The small things, like Roy's habit of keeping fresh flowers in the apartment. He liked to frown, but his nose in the air, and pretend that they were just for appearances, but Edward knew better. His mother always kept flowers that reminded her of their father's cologne and she would press her nose gently into the blossoms and inhale. Edward had seen Roy do the same thing when he thought no one was looking. One time the younger man had commented that daisies were particularly inoffensive and the next time he had blessed the colonel's home with his presence, a vase had been filled to overflowing and had been set on a shelf low enough so Edward, too, could indulge in their scent. Roy had denied doing it for any particular reasons, though Edward knew better. His mother would do the same sort of thing. He would never admit it, but he kept one paper-brittle daisy pressed inside a book, hidden beneath garments and automail oil in his traveling suitcase.

***

He had intended to say that it wasn't too bad.
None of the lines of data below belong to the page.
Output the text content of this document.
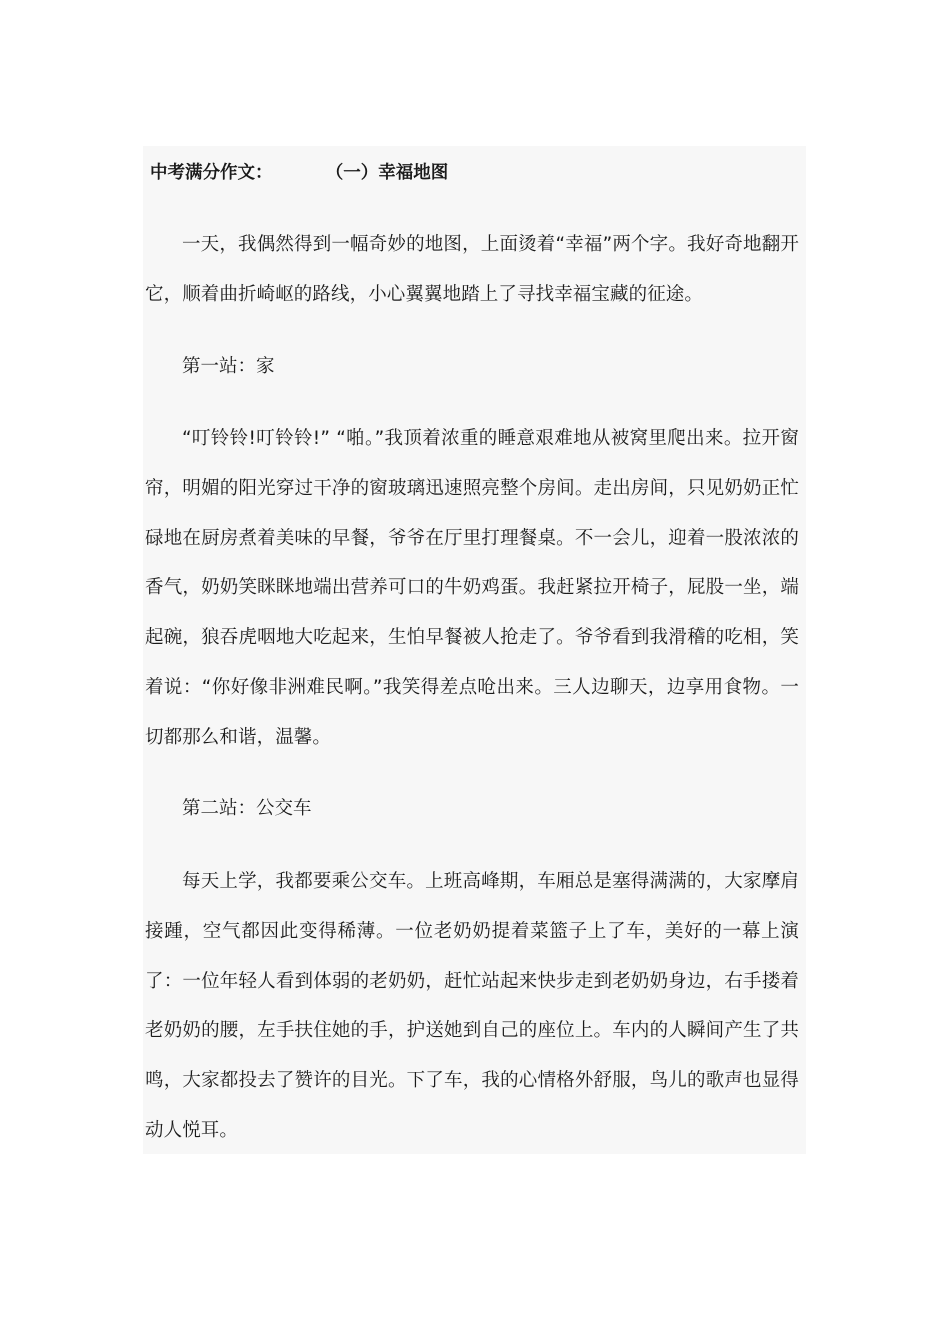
中考满分作文：	（一）幸福地图

一天，我偶然得到一幅奇妙的地图，上面烫着“幸福”两个字。我好奇地翻开它，顺着曲折崎岖的路线，小心翼翼地踏上了寻找幸福宝藏的征途。

第一站：家

“叮铃铃!叮铃铃!” “啪。”我顶着浓重的睡意艰难地从被窝里爬出来。拉开窗帘，明媚的阳光穿过干净的窗玻璃迅速照亮整个房间。走出房间，只见奶奶正忙碌地在厨房煮着美味的早餐，爷爷在厅里打理餐桌。不一会儿，迎着一股浓浓的香气，奶奶笑眯眯地端出营养可口的牛奶鸡蛋。我赶紧拉开椅子，屁股一坐，端起碗，狼吞虎咽地大吃起来，生怕早餐被人抢走了。爷爷看到我滑稽的吃相，笑着说：“你好像非洲难民啊。”我笑得差点呛出来。三人边聊天，边享用食物。一切都那么和谐，温馨。

第二站：公交车

每天上学，我都要乘公交车。上班高峰期，车厢总是塞得满满的，大家摩肩接踵，空气都因此变得稀薄。一位老奶奶提着菜篮子上了车，美好的一幕上演了：一位年轻人看到体弱的老奶奶，赶忙站起来快步走到老奶奶身边，右手搂着老奶奶的腰，左手扶住她的手，护送她到自己的座位上。车内的人瞬间产生了共鸣，大家都投去了赞许的目光。下了车，我的心情格外舒服，鸟儿的歌声也显得动人悦耳。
Meant to say that it was his own fault, his own clumsiness that had formed the mottled, swollen, purple ring around his left eye. He wanted to tell Roy that it was nothing, wanted to allow his little white lies to stitch up the older man's guilt.

But his eyes settled on his coat, clean and patched, tossed over the arm of the couch beside Roy as the colonel refused to look up from his newspaper. Edward was reminded that he wasn't the only one who knew how to mend.

"It was rough out there this time," he said and Roy smiled.